9 сентября нам сообщили, что митохондриальная ДНК «Денни» содержит последовательность, присущую неандертальцам! Генетики Института Макса Планка сумели почти полностью восстановить митохондриальный геном. Мы нашли неандертальца или, согласно более осторожной формулировке, используемой группой Сванте, «гоминина с неандерталоподобной мтДНК». Помню, что, несмотря на всю нашу радость, Сэм немного упала духом: мы ведь всерьез надеялись, что гоминин, которому принадлежала косточка, окажется денисовцем. Неандерталец – это замечательно, но денисовец был бы во много раз круче. Все, кому мы рассказывали о полученных результатах, – и коллеги, и друзья из непрофессионального круга – искренне удивлялись существованию такой технологии, как ZooMS, способной выделить из тысяч костей крохотную человеческую косточку, принадлежавшую кому-то, жившему десятки тысяч лет назад.
Пришло время опубликовать результаты. «Денни» получил официальное обозначение «Денисова 11». В декабре 2015 г. мы направили статью в Scientific Reports, где она была отрецензирована и вышла в свет 29 марта 2016 г.{153} Публикацию я решил дополнить пресс-релизом о косточке и о том, как она была найдена. Мне казалось, что это необыкновенно захватывающая история, которая будет интересна очень многим.
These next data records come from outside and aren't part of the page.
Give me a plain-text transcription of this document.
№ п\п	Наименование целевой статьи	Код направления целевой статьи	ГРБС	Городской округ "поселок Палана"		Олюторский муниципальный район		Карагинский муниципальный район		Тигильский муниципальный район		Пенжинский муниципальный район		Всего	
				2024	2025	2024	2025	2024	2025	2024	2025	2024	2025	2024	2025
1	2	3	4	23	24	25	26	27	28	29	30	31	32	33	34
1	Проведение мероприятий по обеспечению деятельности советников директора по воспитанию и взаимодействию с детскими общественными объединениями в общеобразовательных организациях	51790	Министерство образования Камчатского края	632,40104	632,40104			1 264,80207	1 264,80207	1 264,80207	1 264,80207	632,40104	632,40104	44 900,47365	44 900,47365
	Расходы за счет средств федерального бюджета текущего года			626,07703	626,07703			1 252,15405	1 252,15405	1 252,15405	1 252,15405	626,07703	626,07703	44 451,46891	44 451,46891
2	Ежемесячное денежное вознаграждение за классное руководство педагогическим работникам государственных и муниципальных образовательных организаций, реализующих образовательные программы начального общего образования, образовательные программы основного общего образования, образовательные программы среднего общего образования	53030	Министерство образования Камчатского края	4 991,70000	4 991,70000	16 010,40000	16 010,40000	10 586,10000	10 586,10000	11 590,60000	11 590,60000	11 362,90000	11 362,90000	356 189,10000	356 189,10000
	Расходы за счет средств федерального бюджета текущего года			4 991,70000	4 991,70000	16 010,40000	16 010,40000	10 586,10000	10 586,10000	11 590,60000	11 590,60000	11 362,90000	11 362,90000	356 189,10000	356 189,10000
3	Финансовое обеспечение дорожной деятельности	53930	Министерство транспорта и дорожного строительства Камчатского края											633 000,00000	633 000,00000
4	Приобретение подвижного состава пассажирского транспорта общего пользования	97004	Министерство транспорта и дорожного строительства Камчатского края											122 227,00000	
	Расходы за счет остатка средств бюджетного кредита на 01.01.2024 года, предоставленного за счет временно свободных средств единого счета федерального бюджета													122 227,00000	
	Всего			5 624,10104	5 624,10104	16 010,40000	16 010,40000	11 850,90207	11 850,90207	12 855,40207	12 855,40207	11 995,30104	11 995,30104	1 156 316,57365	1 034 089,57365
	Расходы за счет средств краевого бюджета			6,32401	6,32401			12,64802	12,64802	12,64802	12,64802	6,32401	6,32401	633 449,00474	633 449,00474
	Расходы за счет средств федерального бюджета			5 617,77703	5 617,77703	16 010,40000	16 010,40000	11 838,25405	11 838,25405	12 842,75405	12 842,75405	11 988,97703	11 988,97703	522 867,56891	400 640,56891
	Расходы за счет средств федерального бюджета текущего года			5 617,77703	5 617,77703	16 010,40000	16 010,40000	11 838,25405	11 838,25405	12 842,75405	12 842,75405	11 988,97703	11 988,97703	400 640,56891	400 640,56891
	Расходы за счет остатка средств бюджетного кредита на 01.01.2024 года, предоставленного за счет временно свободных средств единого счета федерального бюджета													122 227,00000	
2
Я считал проделанную работу истинным прорывом, демонстрирующим могущество биоархеологических методов в выявлении крошечных окаменелостей.
Статья осталась незамеченной. На нее мельком откликнулись несколько газет (ни одной крупной) и ни одно из авторитетных научных изданий. Ни один журналист не обратился к нам за интервью, не пожелал обсудить статью. Ну, не беда…
Тем временем «Денни» подвергся извлечению ядерной ДНК (Вивиан Слон провела эту работу на соискание докторской степени). Труд был колоссальным, и несколько месяцев мы ничего не знали о ходе исследования. В мае 2017 г. мы с Катериной побывали в Германии и заглянули в Институт Макса Планка, чтобы выпить кофе с сотрудниками и узнать, как обстоят дела. Ученые сказали, что работа продвигается хорошо и уже есть первые результаты, но они нуждаются в проверке. Когда же я поинтересовался подробностями, с нас сначала взяли обещание молчать, и лишь потом сообщили, что исследование показало в ДНК неожиданно высокий уровень смешения и что часть генома имеет сходство с денисовским геномом, а часть – с неандертальским. По их словам, соотношение было примерно равным, и, судя по имевшимся данным, мы имели дело с так называемым генетическим гибридом F1, или гибридом первого поколения. Истолковать это можно было лишь одним способом: отец «Денни» был денисовцем, а мать – неандерталкой.